Si ha anche la sensazione che l’autore  abbia voluto annullare la storia per riscriverla introducendola in un’enorme girandola in cui luoghi, persone e accadimenti reali, storici e letterari si compenetrano occupando nuovi spazi narrativi fantastici.
Nell’ultima sezione continua il racconto del narratore riguardo Zosimo che, imbarcato su una nave per Napoli e accompagnato da un camerario di nome Jacomotto Atellano fedele a Ludovico il Moro, rievoca il viaggio a Tolone e qui si affollano, come in un diario memorialistico, altri personaggi incontrati: da l’hombre vertical appellativo con il quale è conosciuto  Esteban il Castigliano, capitano di battaglia in mezza Europa o del cavaliere veneziano Alvise dei Lanzafame.
Convergenze storiche e tangenze letterarie  si intrecciano in una narrazione dinamica in cui gli elementi costitutivi dell’opera si susseguono progressivamente in un movimento abbastanza concitato, in cui spesso entrano nel romanzo, come abbiamo evidenziato, nuovi personaggi e le loro biografie narrate.
 Un romanzo, Viaggiatori di nuvole, che mescola il mondo fantastico con quello avventuroso, una narrazione che appare, nella prima parte del racconto, come filiazione diretta del romanzo cavalleresco, una storia fantastica che sembra attingere in parte anche al Don Chisciotte di Cervantes.  Come hanno ben evidenziato Robert Scholes e Robert Kellogg nel celebre saggio La natura della narrativa «il romanzo è una forma dominata dall’impulso mimetico che ha sempre preso a prestito la materia delle sue trame da altre forme. Possiamo vedere un graduale mutamento nella scelta delle fonti per le trame dei romanzi dai tempi in cui questa forma letteraria  ha avuto inizio, nel secolo XXVII fino ad oggi»[3].

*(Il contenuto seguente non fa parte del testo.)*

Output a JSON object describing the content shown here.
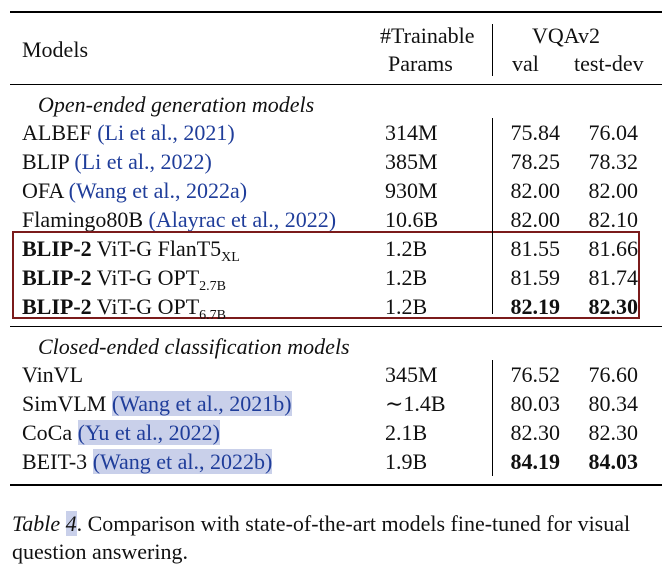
{
  "table": {
    "header": {
      "models": "Models",
      "trainable_line1": "#Trainable",
      "trainable_line2": "Params",
      "vqav2": "VQAv2",
      "val": "val",
      "test_dev": "test-dev"
    },
    "section_open": "Open-ended generation models",
    "section_closed": "Closed-ended classification models",
    "open_rows": [
      {
        "model": "ALBEF",
        "cite": "(Li et al., 2021)",
        "params": "314M",
        "val": "75.84",
        "test": "76.04"
      },
      {
        "model": "BLIP",
        "cite": "(Li et al., 2022)",
        "params": "385M",
        "val": "78.25",
        "test": "78.32"
      },
      {
        "model": "OFA",
        "cite": "(Wang et al., 2022a)",
        "params": "930M",
        "val": "82.00",
        "test": "82.00"
      },
      {
        "model": "Flamingo80B",
        "cite": "(Alayrac et al., 2022)",
        "params": "10.6B",
        "val": "82.00",
        "test": "82.10"
      }
    ],
    "blip_rows": [
      {
        "name": "BLIP-2",
        "rest": "ViT-G FlanT5",
        "sub": "XL",
        "params": "1.2B",
        "val": "81.55",
        "test": "81.66"
      },
      {
        "name": "BLIP-2",
        "rest": "ViT-G OPT",
        "sub": "2.7B",
        "params": "1.2B",
        "val": "81.59",
        "test": "81.74"
      },
      {
        "name": "BLIP-2",
        "rest": "ViT-G OPT",
        "sub": "6.7B",
        "params": "1.2B",
        "val": "82.19",
        "test": "82.30"
      }
    ],
    "closed_rows": [
      {
        "model": "VinVL",
        "cite": "",
        "params": "345M",
        "val": "76.52",
        "test": "76.60"
      },
      {
        "model": "SimVLM",
        "cite": "(Wang et al., 2021b)",
        "params": "~1.4B",
        "val": "80.03",
        "test": "80.34"
      },
      {
        "model": "CoCa",
        "cite": "(Yu et al., 2022)",
        "params": "2.1B",
        "val": "82.30",
        "test": "82.30"
      },
      {
        "model": "BEIT-3",
        "cite": "(Wang et al., 2022b)",
        "params": "1.9B",
        "val": "84.19",
        "test": "84.03"
      }
    ]
  },
  "caption": {
    "label": "Table",
    "number": "4",
    "text": ". Comparison with state-of-the-art models fine-tuned for visual question answering."
  }
}
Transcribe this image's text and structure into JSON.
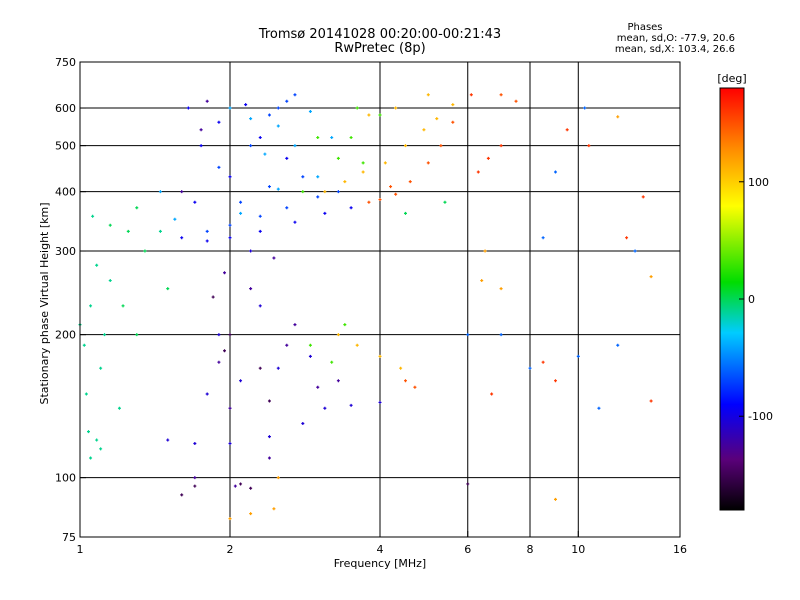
{
  "chart_data": {
    "type": "scatter",
    "title": "Tromsø 20141028 00:20:00-00:21:43",
    "subtitle": "RwPretec (8p)",
    "stats_title": "Phases",
    "stats_lines": [
      "mean, sd,O: -77.9, 20.6",
      "mean, sd,X: 103.4, 26.6"
    ],
    "xlabel": "Frequency [MHz]",
    "ylabel": "Stationary phase Virtual Height [km]",
    "x_scale": "log",
    "y_scale": "log",
    "xlim": [
      1,
      16
    ],
    "ylim": [
      75,
      750
    ],
    "xticks": [
      1,
      2,
      4,
      6,
      8,
      10,
      16
    ],
    "xtick_labels": [
      "1",
      "2",
      "4",
      "6",
      "8",
      "10",
      "16"
    ],
    "x_gridlines": [
      2,
      4,
      6,
      8,
      10
    ],
    "yticks": [
      75,
      100,
      200,
      300,
      400,
      500,
      600,
      750
    ],
    "ytick_labels": [
      "75",
      "100",
      "200",
      "300",
      "400",
      "500",
      "600",
      "750"
    ],
    "y_gridlines": [
      100,
      200,
      300,
      400,
      500,
      600
    ],
    "colorbar": {
      "label": "[deg]",
      "range": [
        -180,
        180
      ],
      "ticks": [
        100,
        0,
        -100
      ],
      "tick_labels": [
        "100",
        "0",
        "-100"
      ]
    },
    "series": [
      {
        "phase": -10,
        "points": [
          [
            1.05,
            110
          ],
          [
            1.08,
            120
          ],
          [
            1.03,
            150
          ],
          [
            1.1,
            170
          ],
          [
            1.02,
            190
          ],
          [
            1.12,
            200
          ],
          [
            1.05,
            230
          ],
          [
            1.15,
            260
          ],
          [
            1.08,
            280
          ],
          [
            1.2,
            140
          ],
          [
            1.04,
            125
          ],
          [
            1.1,
            115
          ],
          [
            1.06,
            355
          ],
          [
            1.45,
            330
          ],
          [
            1.0,
            210
          ]
        ]
      },
      {
        "phase": -70,
        "points": [
          [
            1.8,
            330
          ],
          [
            2.0,
            340
          ],
          [
            2.3,
            355
          ],
          [
            2.6,
            370
          ],
          [
            3.0,
            390
          ],
          [
            3.3,
            400
          ],
          [
            2.1,
            380
          ],
          [
            2.4,
            410
          ],
          [
            2.8,
            430
          ],
          [
            2.5,
            600
          ],
          [
            2.6,
            620
          ],
          [
            2.7,
            640
          ],
          [
            2.4,
            580
          ],
          [
            1.9,
            450
          ],
          [
            2.2,
            500
          ]
        ]
      },
      {
        "phase": -95,
        "points": [
          [
            1.6,
            320
          ],
          [
            1.8,
            315
          ],
          [
            2.0,
            320
          ],
          [
            2.3,
            330
          ],
          [
            2.7,
            345
          ],
          [
            3.1,
            360
          ],
          [
            3.5,
            370
          ],
          [
            1.7,
            380
          ],
          [
            2.0,
            430
          ],
          [
            1.75,
            500
          ],
          [
            1.9,
            560
          ],
          [
            2.3,
            520
          ],
          [
            2.6,
            470
          ],
          [
            1.65,
            600
          ],
          [
            2.15,
            610
          ]
        ]
      },
      {
        "phase": -105,
        "points": [
          [
            1.5,
            120
          ],
          [
            1.7,
            118
          ],
          [
            2.0,
            118
          ],
          [
            2.4,
            122
          ],
          [
            2.8,
            130
          ],
          [
            3.1,
            140
          ],
          [
            3.5,
            142
          ],
          [
            4.0,
            144
          ],
          [
            1.8,
            150
          ],
          [
            2.1,
            160
          ],
          [
            2.5,
            170
          ],
          [
            2.9,
            180
          ],
          [
            1.9,
            200
          ],
          [
            2.3,
            230
          ],
          [
            2.2,
            300
          ]
        ]
      },
      {
        "phase": -125,
        "points": [
          [
            1.7,
            100
          ],
          [
            2.0,
            140
          ],
          [
            2.4,
            110
          ],
          [
            3.0,
            155
          ],
          [
            2.6,
            190
          ],
          [
            1.95,
            270
          ],
          [
            2.05,
            96
          ],
          [
            1.6,
            400
          ],
          [
            1.8,
            620
          ],
          [
            2.2,
            250
          ],
          [
            2.7,
            210
          ],
          [
            3.3,
            160
          ],
          [
            1.75,
            540
          ],
          [
            2.45,
            290
          ],
          [
            1.9,
            175
          ]
        ]
      },
      {
        "phase": 110,
        "points": [
          [
            3.1,
            400
          ],
          [
            3.4,
            420
          ],
          [
            3.7,
            440
          ],
          [
            4.1,
            460
          ],
          [
            4.5,
            500
          ],
          [
            4.9,
            540
          ],
          [
            5.2,
            570
          ],
          [
            5.6,
            610
          ],
          [
            3.3,
            200
          ],
          [
            3.6,
            190
          ],
          [
            4.0,
            180
          ],
          [
            4.4,
            170
          ],
          [
            3.8,
            580
          ],
          [
            4.3,
            600
          ],
          [
            5.0,
            640
          ]
        ]
      },
      {
        "phase": 150,
        "points": [
          [
            3.8,
            380
          ],
          [
            4.0,
            385
          ],
          [
            4.3,
            395
          ],
          [
            4.6,
            420
          ],
          [
            5.0,
            460
          ],
          [
            5.3,
            500
          ],
          [
            5.6,
            560
          ],
          [
            4.5,
            160
          ],
          [
            4.7,
            155
          ],
          [
            4.2,
            410
          ],
          [
            7.0,
            640
          ],
          [
            7.5,
            620
          ]
        ]
      },
      {
        "phase": -40,
        "points": [
          [
            2.0,
            600
          ],
          [
            2.2,
            570
          ],
          [
            2.5,
            550
          ],
          [
            2.9,
            590
          ],
          [
            3.2,
            520
          ],
          [
            2.35,
            480
          ],
          [
            2.1,
            360
          ],
          [
            1.55,
            350
          ],
          [
            2.7,
            500
          ],
          [
            3.0,
            430
          ],
          [
            1.45,
            400
          ],
          [
            2.5,
            405
          ]
        ]
      },
      {
        "phase": 30,
        "points": [
          [
            2.9,
            190
          ],
          [
            3.2,
            175
          ],
          [
            3.4,
            210
          ],
          [
            3.0,
            520
          ],
          [
            3.5,
            520
          ],
          [
            4.0,
            580
          ],
          [
            3.3,
            470
          ],
          [
            2.8,
            400
          ],
          [
            3.7,
            460
          ],
          [
            3.6,
            600
          ]
        ]
      },
      {
        "phase": 160,
        "points": [
          [
            6.1,
            640
          ],
          [
            6.3,
            440
          ],
          [
            6.6,
            470
          ],
          [
            7.0,
            500
          ],
          [
            12.5,
            320
          ],
          [
            13.5,
            390
          ],
          [
            9.5,
            540
          ],
          [
            10.5,
            500
          ],
          [
            8.5,
            175
          ],
          [
            14,
            145
          ],
          [
            6.7,
            150
          ],
          [
            9.0,
            160
          ]
        ]
      },
      {
        "phase": -150,
        "points": [
          [
            2.1,
            97
          ],
          [
            2.2,
            95
          ],
          [
            1.6,
            92
          ],
          [
            1.7,
            96
          ],
          [
            2.3,
            170
          ],
          [
            2.0,
            200
          ],
          [
            1.85,
            240
          ],
          [
            6.0,
            97
          ],
          [
            2.4,
            145
          ],
          [
            1.95,
            185
          ]
        ]
      },
      {
        "phase": 120,
        "points": [
          [
            2.2,
            84
          ],
          [
            2.45,
            86
          ],
          [
            2.5,
            100
          ],
          [
            2.0,
            82
          ],
          [
            9.0,
            90
          ],
          [
            6.4,
            260
          ],
          [
            7.0,
            250
          ],
          [
            14.0,
            265
          ],
          [
            12.0,
            575
          ],
          [
            6.5,
            300
          ]
        ]
      },
      {
        "phase": -60,
        "points": [
          [
            6.0,
            200
          ],
          [
            7.0,
            200
          ],
          [
            8.0,
            170
          ],
          [
            10.0,
            180
          ],
          [
            11.0,
            140
          ],
          [
            12.0,
            190
          ],
          [
            13.0,
            300
          ],
          [
            9.0,
            440
          ],
          [
            10.3,
            600
          ],
          [
            8.5,
            320
          ]
        ]
      },
      {
        "phase": 0,
        "points": [
          [
            1.25,
            330
          ],
          [
            1.35,
            300
          ],
          [
            1.3,
            200
          ],
          [
            1.22,
            230
          ],
          [
            1.5,
            250
          ],
          [
            1.15,
            340
          ],
          [
            4.5,
            360
          ],
          [
            5.4,
            380
          ],
          [
            1.3,
            370
          ]
        ]
      }
    ]
  }
}
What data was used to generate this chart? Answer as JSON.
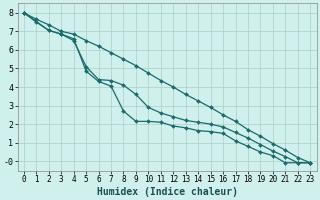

      In più tratti della storia cogliamo anche una scrittura vicina agli intenti gaddiani che si riscontrano ad esempio leggendo La cognizione del dolore. L’opera di Gadda è «al massimo grado dominata  da contaminazione e trasgressione a oltranza: dei generi, poiché lirismo, drammaticità, epos solenne si mescolano di continuo con satira, grottesco, sarcasmo: della lingua, per l’ibrido impasto tra italiano, milanese, spagnolo, dialetti meridionali».[4]
Curiosamente anche in questo romanzo possiamo parlare di contaminazione e trasgressione: lo scrittore utilizza un artificio che gli consiste, come abbiamo osservato, di amalgamare elementi di diversa provenienza nella composizione della sua opera letteraria; più che trasgressione lo scrittore opera in questo caso una deliberata modificazione “oltrepassando” volontariamente luoghi geografici e riferimenti storici. Il lettore è invitato a ricercare, nel prosieguo della trama, i punti chiarificatori delle vicende che ruotano attorno al protagonista.
    Una bella scrittura e una narrazione avvincente: il percorso di Zosimo non si intreccerà con quello di Pettirosso e il finale rimane comunque aperto alle interpretazioni del lettore, ma forse proiettato anche a sviluppi narrativi successivi:

    Gran secolo è il nostro, illustrissimo messer Van Graan se il futuro si annuncia glorioso sui balconi di Venezia e le navi al servizio della Serenissima vanno e vengono, gonfie di fortuna, sulle onde dell’Adriatico. Gran secolo se perfino nell’abitazione di un uomo d’arme hanno trovato albergo le idee di pittori e di poeti, gente di lettere e di scienza che hanno reso servizio alla corte del Moro con le magnificenze del loro talento.[5]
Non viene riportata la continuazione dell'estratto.